Dolaptan bej rengi elbisemi alıp banyoya girdim . Kafamda bin bir türlü sorular . Ne yapacaktım ben ? Steph eve birazdan gelirdi . Maşayı dolaptan çıkardım ve çabucak saçıma üç beş tane bukle attırdım . Banyodan çıkacağım sırada kapı çaldı . Koşa koşa aşağı indim . Kapıyı açtım :
- Selam Steph.
Johnny'nin ayağa kalktığını gördüğümde :
- Sheiland'den arkadaşım Johnny , ziyarete gelmiş .
- İyi , güzel , derken giydiğim kısa elbiseye bakıyordu .
- Hadi çıkalım , görüşürüz Johnny , dedim .
Kapıyı kapadıktan sonra Steph ile arabaya doğru yürüdük :
- Bu çocuk sana fena bakıyor .
Hiç bir şey demedim sadece uzun kollarının ardında ki o kocaman elini tutarak :
- Bende sana fena bakıyorum , dedim .
Eğildi ve tam öpecekken :
- Geceye hazır mısın , dedi .
Evet anlamında başımı salladım .
Kapımı açtı ve arabada beş dk bile sürmeyen bir yolculuğa çıktık .
Evini daha önce görmemiştim . Bahçede elinde kırmızı bardaklarla oturup gülen , sarılan gençler vardı . Ev devasaydı . Kapıyı çaldığımda Nancy ve koluna girmiş bir erkek vardı :
- Merhabaaaa , dedi bize doğru . İçeri geçin . 10 tane oda var . İsterseniz oraya da girebilirsiniz .

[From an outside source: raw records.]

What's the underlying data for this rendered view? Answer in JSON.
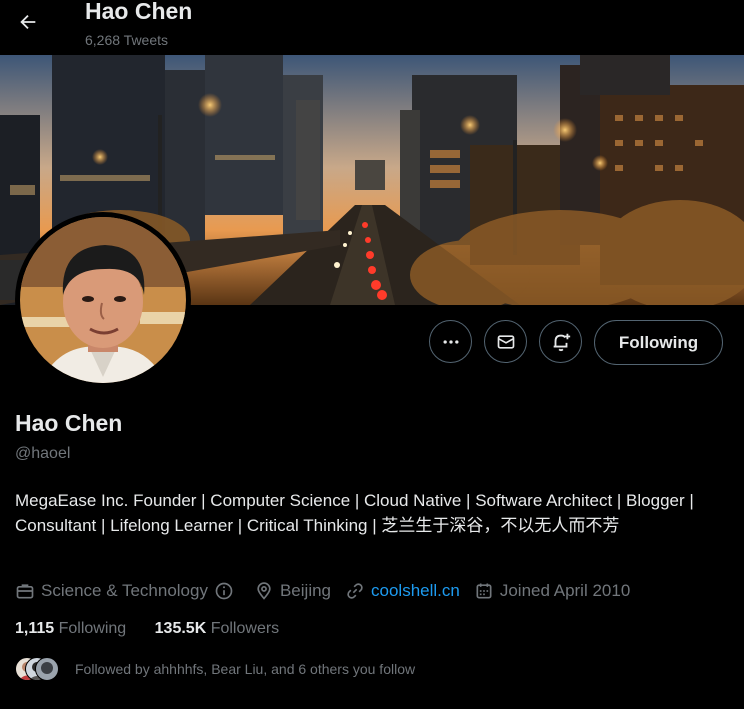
{
  "header": {
    "title": "Hao Chen",
    "tweet_count": "6,268 Tweets"
  },
  "profile": {
    "name": "Hao Chen",
    "handle": "@haoel",
    "bio": "MegaEase Inc. Founder | Computer Science | Cloud Native | Software Architect | Blogger | Consultant | Lifelong Learner | Critical Thinking | 芝兰生于深谷，不以无人而不芳",
    "category": "Science & Technology",
    "location": "Beijing",
    "website": "coolshell.cn",
    "joined": "Joined April 2010",
    "following_count": "1,115",
    "following_label": "Following",
    "followers_count": "135.5K",
    "followers_label": "Followers",
    "followed_by": "Followed by ahhhhfs, Bear Liu, and 6 others you follow"
  },
  "actions": {
    "follow_label": "Following",
    "icons": [
      "more-icon",
      "message-icon",
      "notify-bell-icon"
    ]
  },
  "colors": {
    "background": "#000000",
    "text_primary": "#e7e9ea",
    "text_secondary": "#71767b",
    "link": "#1d9bf0",
    "border": "#536471"
  }
}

Etraf çok gürültülüydü . Steph masanın üzerinde açılmamış olarak duran votkayı aldı ve içmeye başladı . Yarısına geldiğinde bana uzattı :
- Hadi ama güzelim , iç biraz , dedi .
İstemiyorum diye ısrar etsem de :
- Merak etme , bir şey olmaz , dedi .
Yan taraftan Nancy bizi izliyordu .
Yukarı kata çıkmak üzere merdivenlere ilerlerken Nancy yanında ki çocuğa haince bir bakış atıp dışarı çıktı .
Yukarı çıktığımızda Steph bana kolunu attı ve konuşmak istediğini söyledi .

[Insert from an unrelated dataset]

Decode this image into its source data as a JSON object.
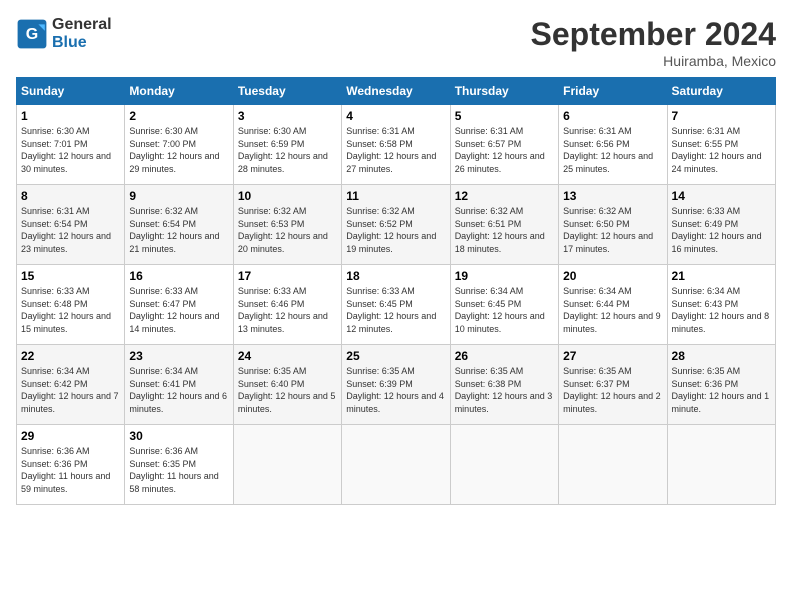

Birkaç dakika sonra oturduğumuz bankın önündeki sandalyeden Johnny'nin çıktığını fark ettim . Olamaz ! Buraya nasıl gelebilirdi ? Johnny beni gördüğünde bize doğru yaklaştı . Steph'e elini uzatarak :
- Elisa'nın arkadaşı mısın ?
Steph bu yangının ateşini nereden geldiğini bilmeden büyük bir kavganın kıvılcımını ortaya çıkardı :
- Sevgilisiyim
Bunu söylemesinin ardından Johnny , Steph'in yüzüne sert bir yumruk attı . Steph ayağa ve : ' Ne yaptığını sanıyorsun ? ' dedi ve Johnny'nin kollarını sıkıp omuzlarından tutarak duvara yapıştırdı .
Johnny ağzı kan içinde duvardan uzaklaşıp yanıma yaklaştı : 'Sheiland'den gittiğinde olacakları anlamıştım . Sana güvenmemeliydim . ' dedi ve merdivenlere doğru yürürken : 'Artık bitti .' diyerek evin kapısından dışarı çıktı .
Steph bana bakarken etraftakiler kapıya yönelen Johnny'nin öfkesinden korkuya kapılırken benim tek düşündüğüm Sheiland'e tekrar dönmekti . Burası gerçekten de beni alt üst etmişti .
ŞİMDİ OKUDUĞUN
SONSUZA KADAR MI ?
Teen FictionBazen tüm olanlara rağmen seversin değil mi ? Ne ya da nasıl olduğu umrunda bile değildir . Onsuz 5 dakika bile geçiremezsin . Okyanus ötesinde olsa , yıkılmaz duvarların ardında olsa da vazgeçmezsin...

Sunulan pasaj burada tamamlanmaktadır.